This St Patrick’s Day (17 March) we celebrate the Irish Sisters of Saint Joseph who have been part of the story of the Congregation since its beginnings.
As early as 1871 there were 78 Irish Sisters in the group of 137 Josephites. Some of these Irish women immigrated to Australia with their families and others travelled alone.
Then in 1874, following Mary MacKillop’s visit to Rome to seek approval for her fledgling Congregation, she travelled on to Ireland where she stayed for three months. Mary visited a number of religious congregations, explored the Irish National school system and talked wherever she could about the needs in Australia.
In October 1874, Mary left Dublin to return to Australia with 15 young Irish women who were to join her in her mission in Australia. From this time a strong link with Ireland was forged and continues to grow.
Over the history of the Josephite Congregation, the vision of Mother Mary MacKillop inspired many Irish girls. Some as young as 14 left their homes, never to see family or country again. All of them positively influenced the development of peoples in Australia, New Zealand and in later years in Peru.
Altogether, over 840 Irish young women have left Ireland and joined the Congregation.
In the late 1990s, the decision was made to support Irish-born Sisters to return to Ireland for retirement and/or ministry. These sisters had ministered in Australia/New Zealand/Peru on average 40 years.

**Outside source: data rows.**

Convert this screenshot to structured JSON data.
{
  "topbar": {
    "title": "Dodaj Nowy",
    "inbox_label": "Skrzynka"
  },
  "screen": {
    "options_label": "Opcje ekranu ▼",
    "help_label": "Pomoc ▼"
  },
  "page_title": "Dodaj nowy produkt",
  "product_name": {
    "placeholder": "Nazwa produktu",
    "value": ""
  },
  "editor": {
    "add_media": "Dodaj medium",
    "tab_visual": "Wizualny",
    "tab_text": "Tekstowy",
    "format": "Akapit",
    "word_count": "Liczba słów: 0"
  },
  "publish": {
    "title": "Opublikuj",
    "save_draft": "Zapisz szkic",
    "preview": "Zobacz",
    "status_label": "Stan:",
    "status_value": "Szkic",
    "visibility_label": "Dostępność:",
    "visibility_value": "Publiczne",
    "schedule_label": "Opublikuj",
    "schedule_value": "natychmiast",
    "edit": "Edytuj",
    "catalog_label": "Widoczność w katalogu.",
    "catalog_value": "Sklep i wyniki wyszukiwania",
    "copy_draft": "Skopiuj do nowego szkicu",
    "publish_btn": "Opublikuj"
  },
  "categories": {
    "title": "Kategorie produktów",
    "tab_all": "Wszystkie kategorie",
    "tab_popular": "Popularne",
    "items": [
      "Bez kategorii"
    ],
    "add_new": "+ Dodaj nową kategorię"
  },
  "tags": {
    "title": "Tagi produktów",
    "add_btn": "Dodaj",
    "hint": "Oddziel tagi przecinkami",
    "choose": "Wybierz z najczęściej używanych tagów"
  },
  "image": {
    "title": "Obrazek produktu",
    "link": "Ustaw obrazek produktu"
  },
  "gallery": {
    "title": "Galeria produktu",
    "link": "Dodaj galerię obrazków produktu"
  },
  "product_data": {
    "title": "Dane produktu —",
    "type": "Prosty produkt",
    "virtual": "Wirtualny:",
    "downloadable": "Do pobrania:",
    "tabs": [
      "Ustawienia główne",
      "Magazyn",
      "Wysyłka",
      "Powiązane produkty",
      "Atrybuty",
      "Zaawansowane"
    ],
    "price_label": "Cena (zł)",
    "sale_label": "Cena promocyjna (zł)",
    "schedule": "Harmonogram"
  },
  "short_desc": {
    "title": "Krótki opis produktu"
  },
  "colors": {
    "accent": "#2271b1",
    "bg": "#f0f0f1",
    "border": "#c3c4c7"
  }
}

“In the first few years the number of sisters returning was quite small as sisters needed to wind up their commitments. However, by 2005, when there were close to 30 sisters, the Irish Region officially came into being,” says Sr Briege Buckley rsj.
“The flow of sisters to Ireland continued, but soon some left us to go to their eternal reward. Eleven sisters have died in Ireland since the start of the region. Currently there are 35 sisters in ministry, retirement or in care. They are spread across eight counties and include one English sister back in her homeland. The Irish sisters are mainly located in the South-West of Ireland with 19 in Co Limerick and just three in Co Dublin.
“This year, the Irish government wanted to say ‘thank you’ to everyone for the mammoth task of helping each other over the COVID crisis so they decided to add an extra day’s holiday to the public holiday we always have in honour of our Patron Saint. The result is a four-day bonanza weekend! There will be dancing on the streets for sure.
“The Sisters plan to meet in various convenient locations to celebrate both Patrick and Joseph together as well as taking part in their local areas where possible.”